Put him in the suit, and the question gets a bit more blurry. He’s the best powered-armor pilot in the Marvel Cinematic Universe (granted, it’s a narrow field, but he makes the most of it), but does that count as a “fighting style”? I’d actually say not. For the most part, he acts as a pilot – flying his vehicle around the enemy and hitting them with distance attacks. We see him fight in melee combat only a few times, and in those cases we see a few basic punches, tackles, and a head butt – all of which are maximized by clever use of the armor.
The one time we see Tony gearing up for a fight outside the armor, we know that he has little chance, because he’s gearing up to fight:
Cap is an interesting case. He’s clearly a very good fighter…but just how good? What is his training? What is his technique? He took part in many Brooklyn street brawls in his youth, but there’s only so much educational value in getting your ass kicked over and over again. He received WWII-era hand-to-hand combat training when he joined the army, of course, and it seems that that is what he relied on when he finally developed the physical ability to use it properly. His opponents after that point certainly don’t teach him anything new; most go down with a single hit, and the only foe who can take the punishment he dishes out is a weapons developer who took a prototype of the super-soldier serum.
He does develop some new and interesting techniques for that shield, though.
That finally brings us to the two most skilled fighters in the Avengers:
Either of them would lose against Cap, but again we’re back to a question of power: either of them fighting Cap is like Cap himself fighting Loki: they’re the more skilled, and they would land some good hits, but those hits wouldn’t do any lasting damage, and any counterblows (when they finally started landing, as his serum-enhanced stamina wore them down) would be devastating. In the end, there could be only one outcome.

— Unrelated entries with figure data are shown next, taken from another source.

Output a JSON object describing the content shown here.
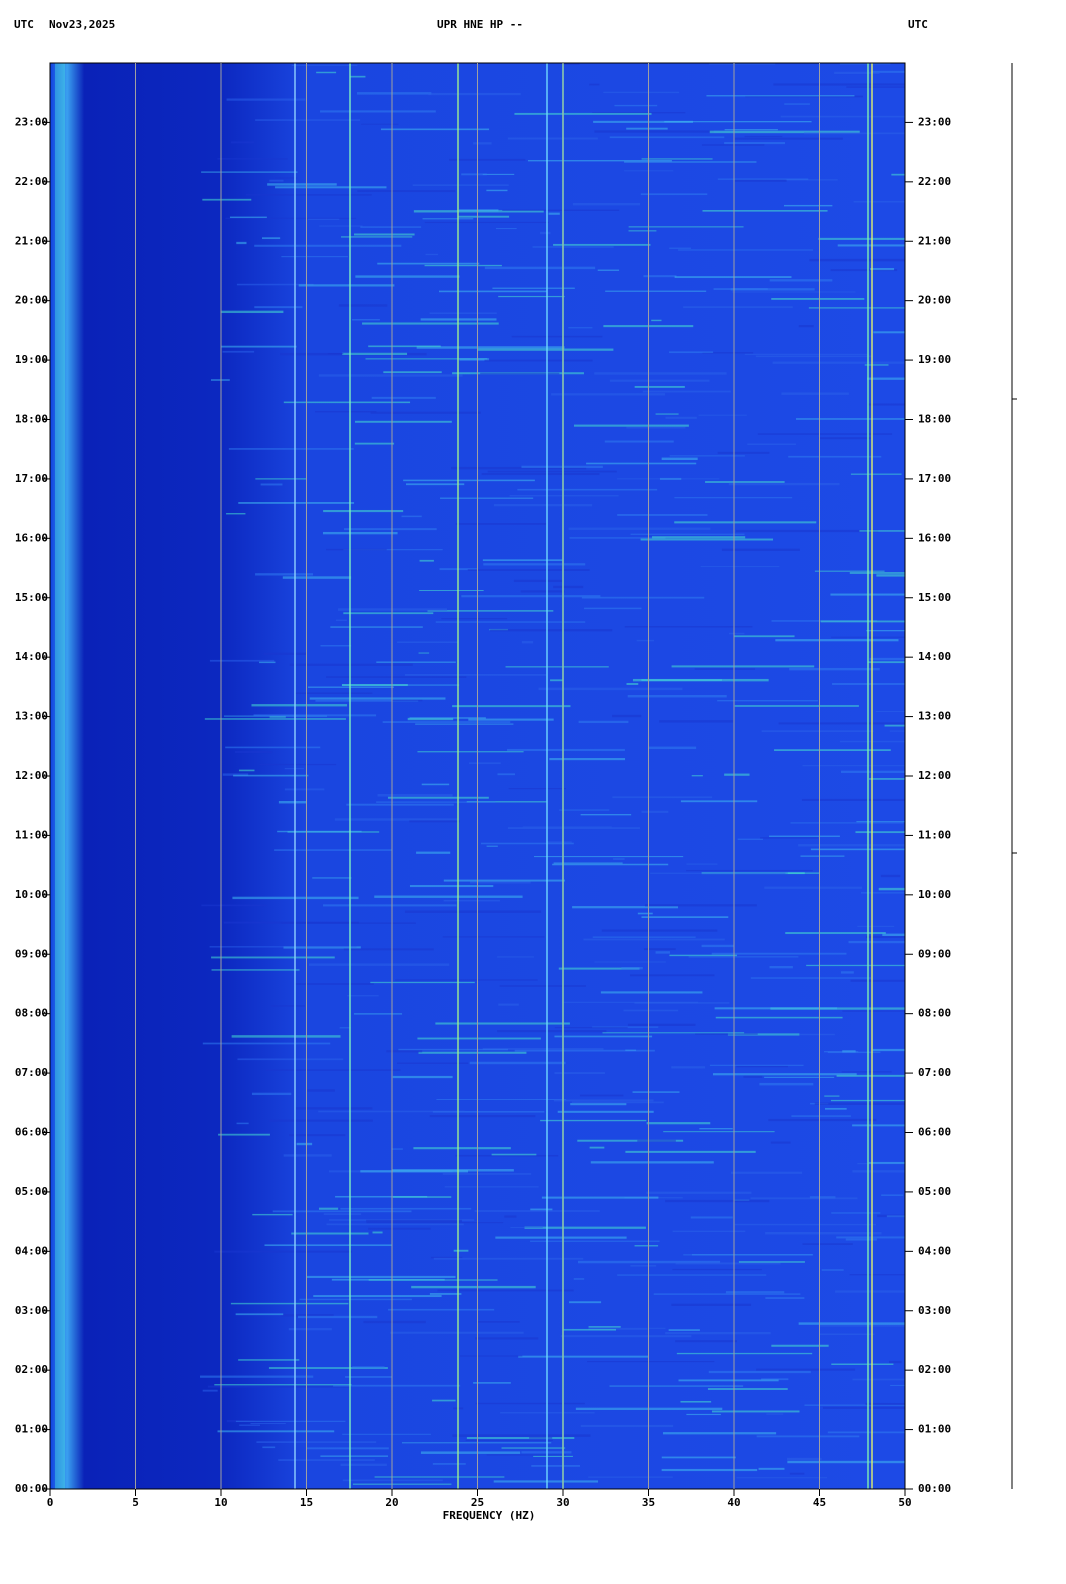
{
  "chart_data": {
    "type": "spectrogram",
    "title": "UPR HNE HP --",
    "left_label": "UTC",
    "date": "Nov23,2025",
    "right_label": "UTC",
    "xlabel": "FREQUENCY (HZ)",
    "xlim": [
      0,
      50
    ],
    "xticks": [
      0,
      5,
      10,
      15,
      20,
      25,
      30,
      35,
      40,
      45,
      50
    ],
    "ylim": [
      0,
      24
    ],
    "yticks": [
      {
        "value": 0,
        "label": "00:00"
      },
      {
        "value": 1,
        "label": "01:00"
      },
      {
        "value": 2,
        "label": "02:00"
      },
      {
        "value": 3,
        "label": "03:00"
      },
      {
        "value": 4,
        "label": "04:00"
      },
      {
        "value": 5,
        "label": "05:00"
      },
      {
        "value": 6,
        "label": "06:00"
      },
      {
        "value": 7,
        "label": "07:00"
      },
      {
        "value": 8,
        "label": "08:00"
      },
      {
        "value": 9,
        "label": "09:00"
      },
      {
        "value": 10,
        "label": "10:00"
      },
      {
        "value": 11,
        "label": "11:00"
      },
      {
        "value": 12,
        "label": "12:00"
      },
      {
        "value": 13,
        "label": "13:00"
      },
      {
        "value": 14,
        "label": "14:00"
      },
      {
        "value": 15,
        "label": "15:00"
      },
      {
        "value": 16,
        "label": "16:00"
      },
      {
        "value": 17,
        "label": "17:00"
      },
      {
        "value": 18,
        "label": "18:00"
      },
      {
        "value": 19,
        "label": "19:00"
      },
      {
        "value": 20,
        "label": "20:00"
      },
      {
        "value": 21,
        "label": "21:00"
      },
      {
        "value": 22,
        "label": "22:00"
      },
      {
        "value": 23,
        "label": "23:00"
      }
    ],
    "grid": true,
    "grid_color": "#a0a0a0"
  }
}
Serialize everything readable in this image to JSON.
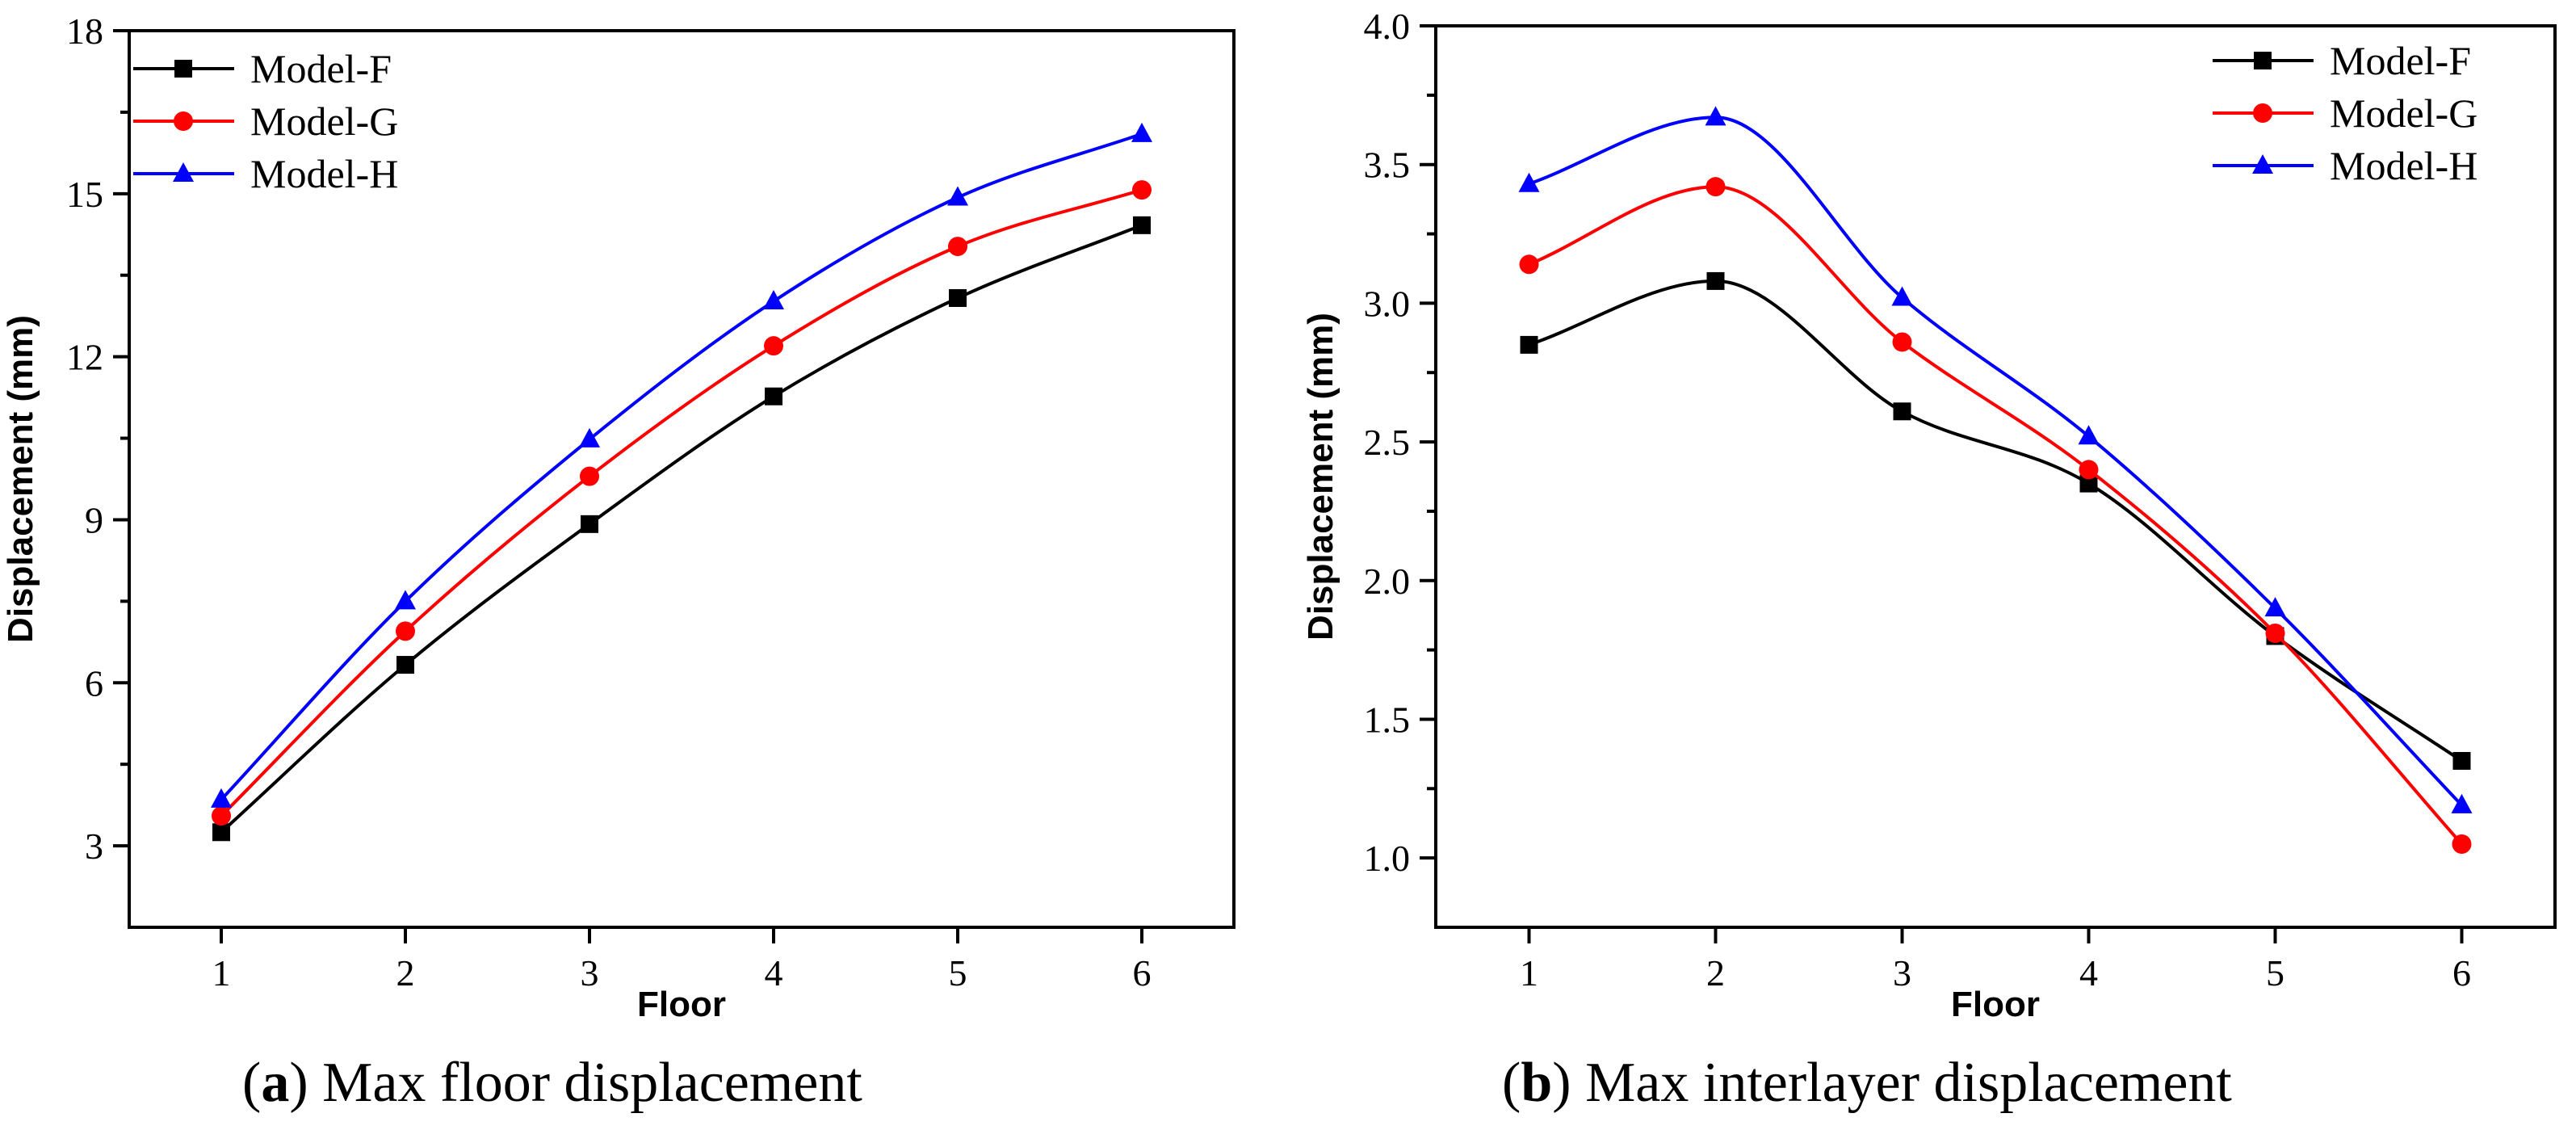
{
  "chart_data": [
    {
      "type": "line",
      "caption_letter": "a",
      "caption_text": " Max floor displacement",
      "xlabel": "Floor",
      "ylabel": "Displacement (mm)",
      "xlim": [
        0.5,
        6.5
      ],
      "ylim": [
        1.5,
        18
      ],
      "x": [
        1,
        2,
        3,
        4,
        5,
        6
      ],
      "xticks": [
        "1",
        "2",
        "3",
        "4",
        "5",
        "6"
      ],
      "yticks": [
        3,
        6,
        9,
        12,
        15,
        18
      ],
      "ytick_labels": [
        "3",
        "6",
        "9",
        "12",
        "15",
        "18"
      ],
      "legend_position": "top-left",
      "series": [
        {
          "name": "Model-F",
          "color": "#000000",
          "marker": "square",
          "values": [
            3.25,
            6.33,
            8.92,
            11.27,
            13.08,
            14.42
          ]
        },
        {
          "name": "Model-G",
          "color": "#ff0000",
          "marker": "circle",
          "values": [
            3.55,
            6.95,
            9.8,
            12.2,
            14.03,
            15.07
          ]
        },
        {
          "name": "Model-H",
          "color": "#0000ff",
          "marker": "triangle",
          "values": [
            3.85,
            7.5,
            10.48,
            13.02,
            14.93,
            16.1
          ]
        }
      ]
    },
    {
      "type": "line",
      "caption_letter": "b",
      "caption_text": " Max interlayer displacement",
      "xlabel": "Floor",
      "ylabel": "Displacement (mm)",
      "xlim": [
        0.5,
        6.5
      ],
      "ylim": [
        0.75,
        4.0
      ],
      "x": [
        1,
        2,
        3,
        4,
        5,
        6
      ],
      "xticks": [
        "1",
        "2",
        "3",
        "4",
        "5",
        "6"
      ],
      "yticks": [
        1.0,
        1.5,
        2.0,
        2.5,
        3.0,
        3.5,
        4.0
      ],
      "ytick_labels": [
        "1.0",
        "1.5",
        "2.0",
        "2.5",
        "3.0",
        "3.5",
        "4.0"
      ],
      "legend_position": "top-right",
      "series": [
        {
          "name": "Model-F",
          "color": "#000000",
          "marker": "square",
          "values": [
            2.85,
            3.08,
            2.61,
            2.35,
            1.8,
            1.35
          ]
        },
        {
          "name": "Model-G",
          "color": "#ff0000",
          "marker": "circle",
          "values": [
            3.14,
            3.42,
            2.86,
            2.4,
            1.81,
            1.05
          ]
        },
        {
          "name": "Model-H",
          "color": "#0000ff",
          "marker": "triangle",
          "values": [
            3.43,
            3.67,
            3.02,
            2.52,
            1.9,
            1.19
          ]
        }
      ]
    }
  ]
}
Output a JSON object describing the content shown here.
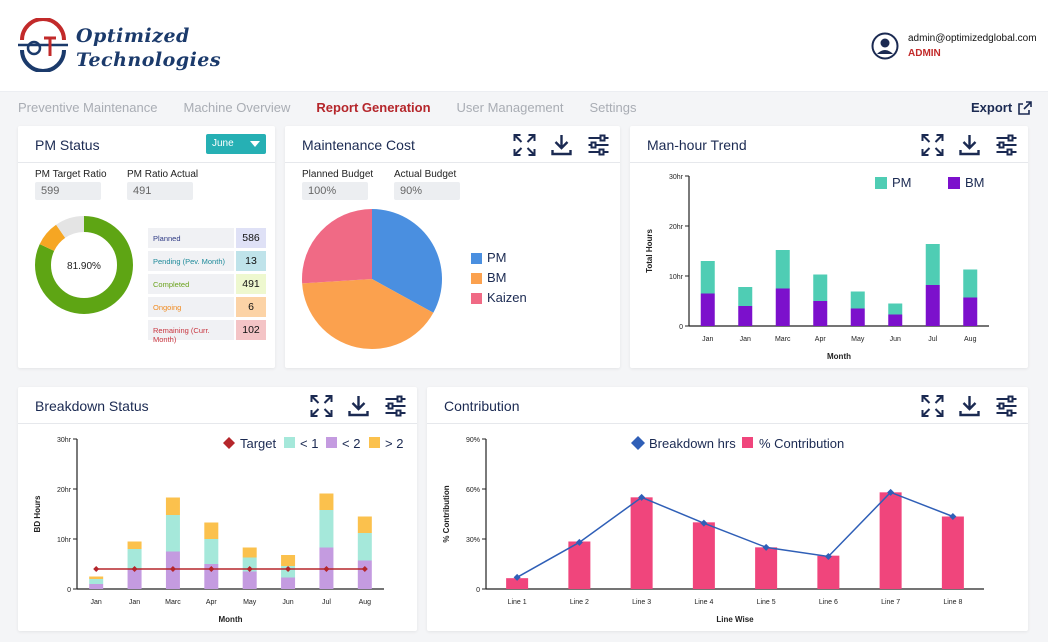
{
  "brand": {
    "line1": "Optimized",
    "line2": "Technologies",
    "logo_letters": "OT"
  },
  "user": {
    "email": "admin@optimizedglobal.com",
    "role": "ADMIN"
  },
  "nav": [
    "Preventive Maintenance",
    "Machine Overview",
    "Report Generation",
    "User Management",
    "Settings"
  ],
  "nav_active": "Report Generation",
  "export_label": "Export",
  "colors": {
    "accent": "#b5262b",
    "teal": "#26b0b4",
    "navy": "#1b2a52",
    "pm": "#4fcdb4",
    "bm": "#7c10cc",
    "pink": "#f0457c",
    "blue": "#2f5fb7"
  },
  "pm_status": {
    "title": "PM Status",
    "month": "June",
    "target_label": "PM Target Ratio",
    "target_value": "599",
    "actual_label": "PM Ratio Actual",
    "actual_value": "491",
    "donut_center": "81.90%",
    "donut": [
      {
        "name": "green",
        "value": 81.9,
        "color": "#5ea514"
      },
      {
        "name": "orange",
        "value": 8.3,
        "color": "#f6a623"
      },
      {
        "name": "gray",
        "value": 9.8,
        "color": "#e4e4e4"
      }
    ],
    "stats": [
      {
        "label": "Planned",
        "value": "586",
        "color": "#2e3a84",
        "bg": "#dfe1f6"
      },
      {
        "label": "Pending (Pev. Month)",
        "value": "13",
        "color": "#1e8a9a",
        "bg": "#bfe3ea"
      },
      {
        "label": "Completed",
        "value": "491",
        "color": "#6aa21b",
        "bg": "#eef8cf"
      },
      {
        "label": "Ongoing",
        "value": "6",
        "color": "#f08a1f",
        "bg": "#fcd3a6"
      },
      {
        "label": "Remaining (Curr. Month)",
        "value": "102",
        "color": "#c8353f",
        "bg": "#f4c4c6"
      }
    ]
  },
  "maintenance_cost": {
    "title": "Maintenance Cost",
    "planned_label": "Planned Budget",
    "planned_value": "100%",
    "actual_label": "Actual Budget",
    "actual_value": "90%",
    "legend": [
      {
        "label": "PM",
        "color": "#4a8fe0"
      },
      {
        "label": "BM",
        "color": "#fba14e"
      },
      {
        "label": "Kaizen",
        "color": "#f06a85"
      }
    ]
  },
  "manhour": {
    "title": "Man-hour Trend"
  },
  "breakdown": {
    "title": "Breakdown Status"
  },
  "contribution": {
    "title": "Contribution"
  },
  "chart_data": [
    {
      "type": "pie",
      "title": "Maintenance Cost",
      "categories": [
        "PM",
        "BM",
        "Kaizen"
      ],
      "values": [
        33,
        41,
        26
      ]
    },
    {
      "type": "bar",
      "title": "Man-hour Trend",
      "xlabel": "Month",
      "ylabel": "Total Hours",
      "categories": [
        "Jan",
        "Jan",
        "Marc",
        "Apr",
        "May",
        "Jun",
        "Jul",
        "Aug"
      ],
      "stacked": true,
      "series": [
        {
          "name": "BM",
          "values": [
            6.5,
            4,
            7.5,
            5,
            3.5,
            2.3,
            8.2,
            5.7
          ]
        },
        {
          "name": "PM",
          "values": [
            6.5,
            3.8,
            7.7,
            5.3,
            3.4,
            2.2,
            8.2,
            5.6
          ]
        }
      ],
      "yticks": [
        "0",
        "10hr",
        "20hr",
        "30hr"
      ],
      "ylim": [
        0,
        30
      ],
      "legend": "top-right"
    },
    {
      "type": "bar",
      "title": "Breakdown Status",
      "xlabel": "Month",
      "ylabel": "BD Hours",
      "categories": [
        "Jan",
        "Jan",
        "Marc",
        "Apr",
        "May",
        "Jun",
        "Jul",
        "Aug"
      ],
      "stacked": true,
      "series": [
        {
          "name": "< 2",
          "values": [
            1,
            4,
            7.5,
            5,
            3.5,
            2.3,
            8.3,
            5.7
          ]
        },
        {
          "name": "< 1",
          "values": [
            1,
            4,
            7.3,
            5,
            2.8,
            2.3,
            7.5,
            5.5
          ]
        },
        {
          "name": "> 2",
          "values": [
            0.5,
            1.5,
            3.5,
            3.3,
            2,
            2.2,
            3.3,
            3.3
          ]
        }
      ],
      "target": {
        "name": "Target",
        "values": [
          4,
          4,
          4,
          4,
          4,
          4,
          4,
          4
        ]
      },
      "legend_order": [
        "Target",
        "< 1",
        "< 2",
        "> 2"
      ],
      "yticks": [
        "0",
        "10hr",
        "20hr",
        "30hr"
      ],
      "ylim": [
        0,
        30
      ]
    },
    {
      "type": "bar",
      "title": "Contribution",
      "xlabel": "Line Wise",
      "ylabel": "% Contribution",
      "categories": [
        "Line 1",
        "Line 2",
        "Line 3",
        "Line 4",
        "Line 5",
        "Line 6",
        "Line 7",
        "Line 8"
      ],
      "series": [
        {
          "name": "% Contribution",
          "values": [
            6.5,
            28.5,
            55,
            40,
            25,
            20,
            58,
            43.5
          ]
        }
      ],
      "line": {
        "name": "Breakdown hrs",
        "values": [
          7,
          28,
          55,
          39.5,
          25,
          19.5,
          58,
          43.5
        ]
      },
      "yticks": [
        "0",
        "30%",
        "60%",
        "90%"
      ],
      "ylim": [
        0,
        90
      ]
    }
  ]
}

Barton and Romanoff have no superpowers whatsoever. They don’t even have any super weapons – true, theirs are a little souped-up, perhaps even beyond what’s available in the real world, but on a battlefield that contains Mjolnir and the Iron Man armor, they don’t deserve the title of superweapons. They have only their training and skills, and those are sufficient to make them Avengers.
So which of the two is the better? Well, the movie conveniently already answered that for us:
I like this fight. I really do. It’s brutal. It’s dirty. There’s biting and hair-pulling. Clint wisely pulls a knife at his first opportunity and still gets his head banged against the scenery for his troubles. These are not two superheroes fighting for Truth, Justice, and The American Way with one hand tied behind their backs, these are two soldiers who need to do whatever they can to win. Each uses their physical advantages to best effect: once his bow is taken out of the equation (but only then), Clint keeps trying to close, to pin and overwhelm Natasha with his greater bulk. For her part, Natasha tries to keep the fight moving, so she can maximize her greater agility. In the end, well, Clint is a sniper, the best in the MCU, but Natasha’s a ninja.
Somebody hit that girl with some Gamma Rays and give her a rematch with The Hulk. We need to figure out Who Would Win The Fight.